GAZETTE: And the second side of that political persona?

VARSHNEY: He has been ideologically committed to Hindu nationalism, which claims that India is a Hindu nation and non-Hindu minorities should recognize Hindu primacy, should accept their secondary status, and submit to this primacy in all kinds of ways. If he were to implement this ideology, it would be by restructuring state institutions, by changing how the bureaucracy and police work, by perhaps also thinking of changing the constitution. India’s constitution is a liberal one. It says that all religious communities of India equally own the nation and all individuals — regardless of gender, caste, language, or religion — have equal claims on the state, and their rights accrue from that. Hindu nationalists never believed in it.

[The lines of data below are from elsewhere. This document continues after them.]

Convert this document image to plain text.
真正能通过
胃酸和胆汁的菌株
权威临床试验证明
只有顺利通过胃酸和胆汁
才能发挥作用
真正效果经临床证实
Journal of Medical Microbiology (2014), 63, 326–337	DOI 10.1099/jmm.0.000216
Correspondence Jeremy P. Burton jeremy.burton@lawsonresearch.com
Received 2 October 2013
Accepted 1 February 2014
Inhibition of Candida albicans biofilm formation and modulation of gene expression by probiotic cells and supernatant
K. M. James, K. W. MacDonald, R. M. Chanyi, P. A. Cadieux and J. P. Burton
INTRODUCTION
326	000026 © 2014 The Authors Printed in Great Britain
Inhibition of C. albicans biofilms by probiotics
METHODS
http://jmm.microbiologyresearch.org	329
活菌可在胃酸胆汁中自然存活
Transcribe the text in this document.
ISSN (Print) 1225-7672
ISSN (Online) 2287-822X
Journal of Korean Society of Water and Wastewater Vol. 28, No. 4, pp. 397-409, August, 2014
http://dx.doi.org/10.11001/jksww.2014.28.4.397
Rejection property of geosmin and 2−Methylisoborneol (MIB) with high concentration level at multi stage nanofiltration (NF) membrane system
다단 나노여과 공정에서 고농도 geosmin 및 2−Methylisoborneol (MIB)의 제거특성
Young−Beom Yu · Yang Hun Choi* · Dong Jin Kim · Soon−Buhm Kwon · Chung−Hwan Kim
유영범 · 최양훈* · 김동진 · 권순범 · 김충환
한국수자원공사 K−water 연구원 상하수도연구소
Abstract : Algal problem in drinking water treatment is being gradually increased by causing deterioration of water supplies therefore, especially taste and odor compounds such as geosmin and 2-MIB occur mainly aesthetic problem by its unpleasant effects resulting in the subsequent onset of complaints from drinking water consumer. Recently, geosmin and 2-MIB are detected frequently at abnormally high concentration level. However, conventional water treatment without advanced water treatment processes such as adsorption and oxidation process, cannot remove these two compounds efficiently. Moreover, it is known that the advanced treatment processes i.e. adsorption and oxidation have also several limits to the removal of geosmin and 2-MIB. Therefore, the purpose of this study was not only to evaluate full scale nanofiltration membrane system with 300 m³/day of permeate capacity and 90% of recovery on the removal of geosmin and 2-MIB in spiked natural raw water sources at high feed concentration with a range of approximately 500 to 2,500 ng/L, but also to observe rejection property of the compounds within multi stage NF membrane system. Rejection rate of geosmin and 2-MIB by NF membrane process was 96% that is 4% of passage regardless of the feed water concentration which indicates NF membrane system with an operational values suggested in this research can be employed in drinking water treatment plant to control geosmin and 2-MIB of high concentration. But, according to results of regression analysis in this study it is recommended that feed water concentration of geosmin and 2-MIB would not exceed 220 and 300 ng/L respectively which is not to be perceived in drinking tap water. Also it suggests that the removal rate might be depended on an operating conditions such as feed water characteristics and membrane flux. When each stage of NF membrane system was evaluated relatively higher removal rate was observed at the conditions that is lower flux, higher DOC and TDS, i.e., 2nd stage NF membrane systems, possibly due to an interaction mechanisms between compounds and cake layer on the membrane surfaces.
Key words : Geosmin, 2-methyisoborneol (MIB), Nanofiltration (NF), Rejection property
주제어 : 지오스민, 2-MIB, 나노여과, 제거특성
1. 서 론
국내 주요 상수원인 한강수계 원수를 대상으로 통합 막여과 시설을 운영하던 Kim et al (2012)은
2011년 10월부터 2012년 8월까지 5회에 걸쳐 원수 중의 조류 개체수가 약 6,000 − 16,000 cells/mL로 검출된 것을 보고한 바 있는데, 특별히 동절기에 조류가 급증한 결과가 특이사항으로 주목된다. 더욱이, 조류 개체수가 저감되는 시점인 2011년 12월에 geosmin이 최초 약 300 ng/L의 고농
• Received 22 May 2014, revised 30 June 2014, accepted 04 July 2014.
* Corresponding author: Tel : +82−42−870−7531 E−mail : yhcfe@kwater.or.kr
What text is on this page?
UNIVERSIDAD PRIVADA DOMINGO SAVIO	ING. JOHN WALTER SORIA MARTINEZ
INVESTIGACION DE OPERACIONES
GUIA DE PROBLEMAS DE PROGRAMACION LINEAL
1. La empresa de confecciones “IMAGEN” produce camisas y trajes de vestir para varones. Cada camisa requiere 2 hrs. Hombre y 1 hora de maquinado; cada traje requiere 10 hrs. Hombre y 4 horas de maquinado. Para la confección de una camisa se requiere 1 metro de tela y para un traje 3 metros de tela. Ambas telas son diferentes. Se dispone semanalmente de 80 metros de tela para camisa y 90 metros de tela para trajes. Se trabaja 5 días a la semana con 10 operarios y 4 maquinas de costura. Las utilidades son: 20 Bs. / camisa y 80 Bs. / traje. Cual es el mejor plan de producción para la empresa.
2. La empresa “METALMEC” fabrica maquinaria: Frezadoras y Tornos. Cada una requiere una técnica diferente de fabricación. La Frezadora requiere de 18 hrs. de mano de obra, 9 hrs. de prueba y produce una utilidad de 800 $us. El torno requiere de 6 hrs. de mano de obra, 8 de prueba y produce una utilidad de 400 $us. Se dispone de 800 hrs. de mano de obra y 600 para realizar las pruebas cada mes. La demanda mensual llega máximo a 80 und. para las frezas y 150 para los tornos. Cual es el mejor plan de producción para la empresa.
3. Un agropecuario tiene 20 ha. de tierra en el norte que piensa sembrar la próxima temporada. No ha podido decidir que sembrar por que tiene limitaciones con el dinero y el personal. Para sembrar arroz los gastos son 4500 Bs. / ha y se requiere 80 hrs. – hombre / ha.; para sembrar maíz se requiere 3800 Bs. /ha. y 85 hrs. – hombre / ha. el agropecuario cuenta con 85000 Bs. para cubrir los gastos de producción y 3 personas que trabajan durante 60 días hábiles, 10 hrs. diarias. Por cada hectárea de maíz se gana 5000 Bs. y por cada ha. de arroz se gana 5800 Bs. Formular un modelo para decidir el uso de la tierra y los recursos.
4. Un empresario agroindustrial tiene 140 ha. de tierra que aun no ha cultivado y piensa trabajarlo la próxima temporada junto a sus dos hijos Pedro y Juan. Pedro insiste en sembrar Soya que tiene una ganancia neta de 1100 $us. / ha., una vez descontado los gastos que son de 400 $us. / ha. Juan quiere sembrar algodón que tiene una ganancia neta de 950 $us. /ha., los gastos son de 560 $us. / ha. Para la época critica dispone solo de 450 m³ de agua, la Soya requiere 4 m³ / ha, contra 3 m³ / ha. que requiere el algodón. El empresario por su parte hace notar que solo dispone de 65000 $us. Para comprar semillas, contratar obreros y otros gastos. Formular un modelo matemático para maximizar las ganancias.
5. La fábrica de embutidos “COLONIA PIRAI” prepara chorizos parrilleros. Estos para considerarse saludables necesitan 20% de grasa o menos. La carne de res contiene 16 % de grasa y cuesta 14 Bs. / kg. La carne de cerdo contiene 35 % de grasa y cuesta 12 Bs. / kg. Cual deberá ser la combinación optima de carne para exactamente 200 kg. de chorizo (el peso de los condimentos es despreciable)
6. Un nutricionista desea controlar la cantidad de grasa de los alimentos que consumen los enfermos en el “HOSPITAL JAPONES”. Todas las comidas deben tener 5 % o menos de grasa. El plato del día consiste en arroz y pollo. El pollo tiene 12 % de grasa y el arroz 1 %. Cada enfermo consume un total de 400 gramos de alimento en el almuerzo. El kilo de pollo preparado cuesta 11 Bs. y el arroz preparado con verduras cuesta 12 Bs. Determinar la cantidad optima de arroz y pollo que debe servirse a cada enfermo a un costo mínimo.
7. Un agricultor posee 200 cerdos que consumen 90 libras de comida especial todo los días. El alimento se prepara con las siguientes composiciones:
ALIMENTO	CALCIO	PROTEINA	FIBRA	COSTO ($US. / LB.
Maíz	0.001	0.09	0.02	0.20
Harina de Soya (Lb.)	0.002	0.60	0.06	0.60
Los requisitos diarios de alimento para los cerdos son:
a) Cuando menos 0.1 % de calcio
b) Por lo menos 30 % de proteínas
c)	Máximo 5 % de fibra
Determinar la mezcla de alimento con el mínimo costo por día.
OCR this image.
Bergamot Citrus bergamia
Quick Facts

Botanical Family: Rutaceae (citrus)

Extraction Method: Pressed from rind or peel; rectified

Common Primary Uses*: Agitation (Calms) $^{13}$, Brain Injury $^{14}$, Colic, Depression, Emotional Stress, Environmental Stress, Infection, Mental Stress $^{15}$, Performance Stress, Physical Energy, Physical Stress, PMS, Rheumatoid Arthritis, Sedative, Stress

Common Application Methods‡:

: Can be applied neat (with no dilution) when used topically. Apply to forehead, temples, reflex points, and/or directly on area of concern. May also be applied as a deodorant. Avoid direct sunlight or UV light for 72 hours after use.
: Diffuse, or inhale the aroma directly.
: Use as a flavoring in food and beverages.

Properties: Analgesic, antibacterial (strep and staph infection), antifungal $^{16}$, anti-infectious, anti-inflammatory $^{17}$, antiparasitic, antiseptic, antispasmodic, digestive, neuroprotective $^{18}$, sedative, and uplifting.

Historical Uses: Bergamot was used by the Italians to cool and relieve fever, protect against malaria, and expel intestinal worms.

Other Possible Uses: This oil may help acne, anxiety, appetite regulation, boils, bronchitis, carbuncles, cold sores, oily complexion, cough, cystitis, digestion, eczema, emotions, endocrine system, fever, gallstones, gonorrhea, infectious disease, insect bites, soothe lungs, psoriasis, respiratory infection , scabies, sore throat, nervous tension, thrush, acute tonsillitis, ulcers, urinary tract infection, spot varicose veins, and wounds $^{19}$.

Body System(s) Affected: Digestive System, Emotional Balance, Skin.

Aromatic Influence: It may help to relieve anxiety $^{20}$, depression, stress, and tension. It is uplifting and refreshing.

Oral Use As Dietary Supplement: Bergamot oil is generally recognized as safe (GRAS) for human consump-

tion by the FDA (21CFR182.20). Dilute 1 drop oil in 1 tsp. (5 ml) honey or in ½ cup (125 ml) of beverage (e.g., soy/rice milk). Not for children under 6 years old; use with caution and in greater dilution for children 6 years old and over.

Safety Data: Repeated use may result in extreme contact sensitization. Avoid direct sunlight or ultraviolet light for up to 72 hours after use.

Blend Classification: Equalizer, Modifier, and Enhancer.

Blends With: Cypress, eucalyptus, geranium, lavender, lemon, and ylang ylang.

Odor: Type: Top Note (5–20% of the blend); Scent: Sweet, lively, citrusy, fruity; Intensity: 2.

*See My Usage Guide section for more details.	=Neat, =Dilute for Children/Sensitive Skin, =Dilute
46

If Modi were to implement Hindu nationalist ideas, it would also mean restructuring educational curricula, restructuring the media, repressing intellectuals who do not subscribe to that ideology, clamping down on freedom of expression, clamping down on freedom of religious practice, clamping down on freedom of association, and in what would be an extreme act, seeking to change India’s constitution.

GAZETTE: What would the consequences of that be?

VARSHNEY: Were that to happen, it would be, in my view, a catastrophic development. It’s unlikely that minorities would take it lying down. It would be a new source of grave unrest.

I hope it doesn’t happen, and I hope he can see the obstacles very clearly. But if he were to put his mind to it with the resolve he has demonstrated over the past five years in Delhi and more than 10 years in the state capital of Gujarat, if he were to deploy the same determination to the task of changing the constitution, it would be a catastrophically tragic move.